Friday, April 2, 2010
CAMBODIA: street children: Methamphetamine usage rising
www.irinnews.org/Report.aspx?ReportId=79917
Shirtless, with crude tattoos and scabs on his upper arms, 24-year-old Thom has been living on the streets of Phnom Penh for the past four years, one of a growing number of youths struggling with their addiction to crystal methamphetamine, also known as “ice”.
NEW DRUG OF CHOICE - The NACD report also says there has been a shift in usage, mainly by Cambodian youth who have switched from glue-sniffing to “ice”. In 2000 a survey produced by Mith Samlanh, a local NGO that rehabilitates street children in Phnom Penh, found that 12 percent of street children were using methamphetamines. By 2007 the number had jumped to 87 percent.

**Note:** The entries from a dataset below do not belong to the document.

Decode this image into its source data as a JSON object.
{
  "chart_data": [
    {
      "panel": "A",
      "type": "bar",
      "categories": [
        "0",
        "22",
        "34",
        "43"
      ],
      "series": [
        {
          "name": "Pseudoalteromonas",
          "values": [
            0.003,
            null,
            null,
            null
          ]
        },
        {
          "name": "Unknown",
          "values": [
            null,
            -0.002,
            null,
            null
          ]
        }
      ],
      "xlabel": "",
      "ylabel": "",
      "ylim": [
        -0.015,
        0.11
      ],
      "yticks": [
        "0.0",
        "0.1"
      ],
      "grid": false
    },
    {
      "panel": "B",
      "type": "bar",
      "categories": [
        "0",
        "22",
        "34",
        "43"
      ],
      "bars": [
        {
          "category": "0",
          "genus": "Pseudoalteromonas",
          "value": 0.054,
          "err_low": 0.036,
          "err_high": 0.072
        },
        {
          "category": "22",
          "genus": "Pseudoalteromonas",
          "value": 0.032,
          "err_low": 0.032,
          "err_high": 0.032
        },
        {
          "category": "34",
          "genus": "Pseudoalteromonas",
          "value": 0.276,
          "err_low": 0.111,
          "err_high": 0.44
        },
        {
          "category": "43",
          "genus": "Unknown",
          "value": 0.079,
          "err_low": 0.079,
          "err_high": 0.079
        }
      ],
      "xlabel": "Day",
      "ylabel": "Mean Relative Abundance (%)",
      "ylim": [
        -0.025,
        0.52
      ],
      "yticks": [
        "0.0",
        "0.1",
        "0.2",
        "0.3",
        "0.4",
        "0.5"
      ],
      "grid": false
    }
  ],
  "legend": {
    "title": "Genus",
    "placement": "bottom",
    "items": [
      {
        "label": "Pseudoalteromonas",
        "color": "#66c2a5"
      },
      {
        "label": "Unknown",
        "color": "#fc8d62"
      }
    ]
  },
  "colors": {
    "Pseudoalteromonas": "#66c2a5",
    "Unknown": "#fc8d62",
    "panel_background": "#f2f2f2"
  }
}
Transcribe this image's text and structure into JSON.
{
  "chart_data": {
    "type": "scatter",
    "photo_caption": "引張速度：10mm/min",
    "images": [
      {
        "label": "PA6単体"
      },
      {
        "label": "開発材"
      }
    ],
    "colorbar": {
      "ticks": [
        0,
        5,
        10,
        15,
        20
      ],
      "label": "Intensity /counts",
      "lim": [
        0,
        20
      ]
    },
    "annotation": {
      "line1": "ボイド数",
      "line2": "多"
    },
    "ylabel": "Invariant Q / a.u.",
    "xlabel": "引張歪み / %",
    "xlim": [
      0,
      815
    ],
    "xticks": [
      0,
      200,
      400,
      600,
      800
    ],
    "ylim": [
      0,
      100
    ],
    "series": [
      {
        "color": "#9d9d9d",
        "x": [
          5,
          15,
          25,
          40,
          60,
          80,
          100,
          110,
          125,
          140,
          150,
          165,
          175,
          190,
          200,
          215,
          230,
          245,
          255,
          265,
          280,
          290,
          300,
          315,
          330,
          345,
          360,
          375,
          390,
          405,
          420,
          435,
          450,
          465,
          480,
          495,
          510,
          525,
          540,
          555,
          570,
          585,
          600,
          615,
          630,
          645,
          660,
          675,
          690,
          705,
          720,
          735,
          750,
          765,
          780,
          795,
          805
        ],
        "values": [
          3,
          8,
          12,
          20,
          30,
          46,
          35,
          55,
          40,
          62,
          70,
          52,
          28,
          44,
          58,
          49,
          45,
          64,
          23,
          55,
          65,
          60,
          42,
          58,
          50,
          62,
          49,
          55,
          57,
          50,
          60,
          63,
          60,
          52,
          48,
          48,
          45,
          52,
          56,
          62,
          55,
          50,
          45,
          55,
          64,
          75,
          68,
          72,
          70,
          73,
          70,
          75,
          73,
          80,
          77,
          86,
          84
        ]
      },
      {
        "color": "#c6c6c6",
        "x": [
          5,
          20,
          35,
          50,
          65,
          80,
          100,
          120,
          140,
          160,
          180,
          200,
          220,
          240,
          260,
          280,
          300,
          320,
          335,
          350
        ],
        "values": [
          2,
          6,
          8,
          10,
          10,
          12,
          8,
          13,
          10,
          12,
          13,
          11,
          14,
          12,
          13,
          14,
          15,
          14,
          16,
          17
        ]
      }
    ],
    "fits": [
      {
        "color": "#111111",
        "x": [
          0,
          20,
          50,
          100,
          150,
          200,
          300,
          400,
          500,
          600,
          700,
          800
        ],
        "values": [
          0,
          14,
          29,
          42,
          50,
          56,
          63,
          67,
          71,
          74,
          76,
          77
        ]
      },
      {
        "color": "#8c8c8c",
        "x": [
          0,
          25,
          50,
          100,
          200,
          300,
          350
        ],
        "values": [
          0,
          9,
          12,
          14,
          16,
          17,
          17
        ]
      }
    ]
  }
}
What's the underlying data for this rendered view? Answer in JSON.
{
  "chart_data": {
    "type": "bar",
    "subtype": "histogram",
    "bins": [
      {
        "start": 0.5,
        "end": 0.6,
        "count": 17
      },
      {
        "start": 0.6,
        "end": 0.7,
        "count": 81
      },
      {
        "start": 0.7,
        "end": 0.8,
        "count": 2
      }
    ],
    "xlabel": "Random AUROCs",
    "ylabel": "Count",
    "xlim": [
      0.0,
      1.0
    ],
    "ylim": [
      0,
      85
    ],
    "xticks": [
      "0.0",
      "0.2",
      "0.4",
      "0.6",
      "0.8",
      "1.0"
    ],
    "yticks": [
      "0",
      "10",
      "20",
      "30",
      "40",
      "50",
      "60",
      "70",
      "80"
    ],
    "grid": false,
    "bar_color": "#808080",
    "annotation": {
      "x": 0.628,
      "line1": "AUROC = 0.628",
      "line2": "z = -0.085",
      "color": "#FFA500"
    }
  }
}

But what is more alarming is the increase of methamphetamine use among street children aged 12-18, while usage among those in those aged 19-25 declined over the same period. “In 2000, when the substance users first started using drugs, it was sniffing glue,” said David Harding, technical adviser for drug programmes at the NGO Friends International. “Now, over the years, `meth’ has become easily available and turned into the new gateway substance for street kids.” “We are now starting to see small numbers of kids at the age of eight using meth,” Harding added.